Can you explain the relative differences in WAIC scores, using the fox DAG from the previous chapter? Be sure to pay attention to the standard error of the score differences (dSE).

# data loading and prepping
data(foxes)
data = foxes
data$area = scale( data$area )
data$food = scale( data$avgfood )
data$groupsize = scale( data$groupsize )
data$weight = scale( data$weight)

## Model for`avgfood + groupsize + area`
m1 = quap(
  alist(
    weight ~ dnorm(mu, sigma),
    mu <- a + bFood * avgfood + bGroup * groupsize + bArea * area,
    a ~ dnorm(0, .2),
    c(bFood, bGroup, bArea) ~ dnorm(0, 5),
    sigma ~ dexp(1)
  ),
  data = data
)
# Model for`avgfood + groupsize`
m2 = quap(
  alist(
    weight ~ dnorm(mu, sigma),
    mu <- a + bFood * avgfood + bGroup * groupsize,
    a ~ dnorm(0, .2),
    c(bFood, bGroup) ~ dnorm(0, 5),
    sigma ~ dexp(1)
  ),
  data = data
)
# Model for`groupsize + area`
m3 = quap(
  alist(
    weight ~ dnorm(mu, sigma),
    mu <- a + bGroup * groupsize + bArea * area,
    a ~ dnorm(0, .2),
    c(bGroup, bArea) ~ dnorm(0, 5),
    sigma ~ dexp(1)
  ),
  data = data
)
# `Model for avgfood`
m4 = quap(
  alist(
    weight ~ dnorm(mu, sigma),
    mu <- a + bFood * avgfood,
    a ~ dnorm(0, .2),
    bFood ~ dnorm(0, 5),
    sigma ~ dexp(1)
  ),
  data = data
)
# Model for `area`
m5 = quap(
  alist(
    weight ~ dnorm(mu, sigma),
    mu <- a + bArea * area,
    a ~ dnorm(0, .2),
    bArea ~ dnorm(0, 5),
    sigma ~ dexp(1)
  ),
  data = data
)
## Comparison
(model.compare=compare(m1, m2, m3, m4, m5))

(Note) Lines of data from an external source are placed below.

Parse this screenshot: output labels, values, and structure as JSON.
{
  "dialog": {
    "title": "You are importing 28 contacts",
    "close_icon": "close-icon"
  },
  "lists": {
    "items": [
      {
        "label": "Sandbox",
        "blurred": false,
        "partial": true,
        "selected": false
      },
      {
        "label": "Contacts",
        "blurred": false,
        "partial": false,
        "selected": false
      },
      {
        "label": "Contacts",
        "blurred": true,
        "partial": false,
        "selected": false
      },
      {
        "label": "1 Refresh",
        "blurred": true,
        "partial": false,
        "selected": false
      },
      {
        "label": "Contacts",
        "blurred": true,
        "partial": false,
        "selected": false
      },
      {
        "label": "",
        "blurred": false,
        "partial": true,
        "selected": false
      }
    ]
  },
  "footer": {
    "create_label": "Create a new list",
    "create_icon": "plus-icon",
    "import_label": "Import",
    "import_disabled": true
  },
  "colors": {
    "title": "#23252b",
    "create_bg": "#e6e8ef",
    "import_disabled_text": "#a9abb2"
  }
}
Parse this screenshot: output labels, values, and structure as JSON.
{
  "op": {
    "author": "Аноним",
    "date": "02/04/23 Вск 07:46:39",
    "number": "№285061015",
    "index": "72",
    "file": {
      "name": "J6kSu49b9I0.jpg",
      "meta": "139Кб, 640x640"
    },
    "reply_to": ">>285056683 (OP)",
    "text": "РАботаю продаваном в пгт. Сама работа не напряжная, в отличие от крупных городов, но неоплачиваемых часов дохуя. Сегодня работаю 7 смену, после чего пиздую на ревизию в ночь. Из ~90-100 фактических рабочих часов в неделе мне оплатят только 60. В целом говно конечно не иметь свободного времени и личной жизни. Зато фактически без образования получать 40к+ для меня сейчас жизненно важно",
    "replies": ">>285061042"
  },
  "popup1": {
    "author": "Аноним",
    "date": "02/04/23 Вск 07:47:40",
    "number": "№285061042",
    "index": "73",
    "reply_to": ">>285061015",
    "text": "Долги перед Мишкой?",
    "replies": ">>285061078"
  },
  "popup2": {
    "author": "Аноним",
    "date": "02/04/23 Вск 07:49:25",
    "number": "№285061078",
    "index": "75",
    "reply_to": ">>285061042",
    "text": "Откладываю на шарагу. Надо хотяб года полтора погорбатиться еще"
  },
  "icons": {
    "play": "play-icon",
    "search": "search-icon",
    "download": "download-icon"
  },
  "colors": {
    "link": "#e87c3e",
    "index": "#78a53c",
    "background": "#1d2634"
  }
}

##        WAIC       SE     dWAIC       dSE    pWAIC      weight
## m1 323.7983 16.03770 0.0000000        NA 3.961414 0.518084659
## m3 324.0666 16.18771 0.2682736 0.4015293 3.945774 0.453049710
## m2 330.4839 14.82790 6.6855673 6.5270897 3.105662 0.018308309
## m4 332.3905 13.78571 8.5922089 7.4951036 1.946376 0.007057100
## m5 333.7929 13.79707 9.9946241 7.4644674 2.684646 0.003500223

#DAG
library(dagitty)
library(tidygraph)
quest <- dagitty( "dag {area -> avgfood
    avgfood -> groupsize
    avgfood -> weight
    groupsize -> weight
}")

coordinates (quest) <- list(x=c(area=1,avgfood=0,groupsize=2, weight=1),
                          y=c(area=0, avgfood=1, groupsize=1, weight=2))

drawdag(quest, lwd = 2)

#Thus from the above, we can see that WAIC scores all fall well within the 99% intervals of the differences. 
# Models m1, m2, and m3 are mostly identical in their out-of-sample deviance.All three models use groupsize and two of them use area and two use avgfood. From DAG, we can see that the effect of area while adjusting for groupsize is the same as the effect of avgfood while adjusting for groupsize, because the effect of area is routed entirely through avgfood.

#Model m4 and m5 are nearly identical because these two only contain area or avgfood in isolation and all information of area onto weight must pass through avgfood.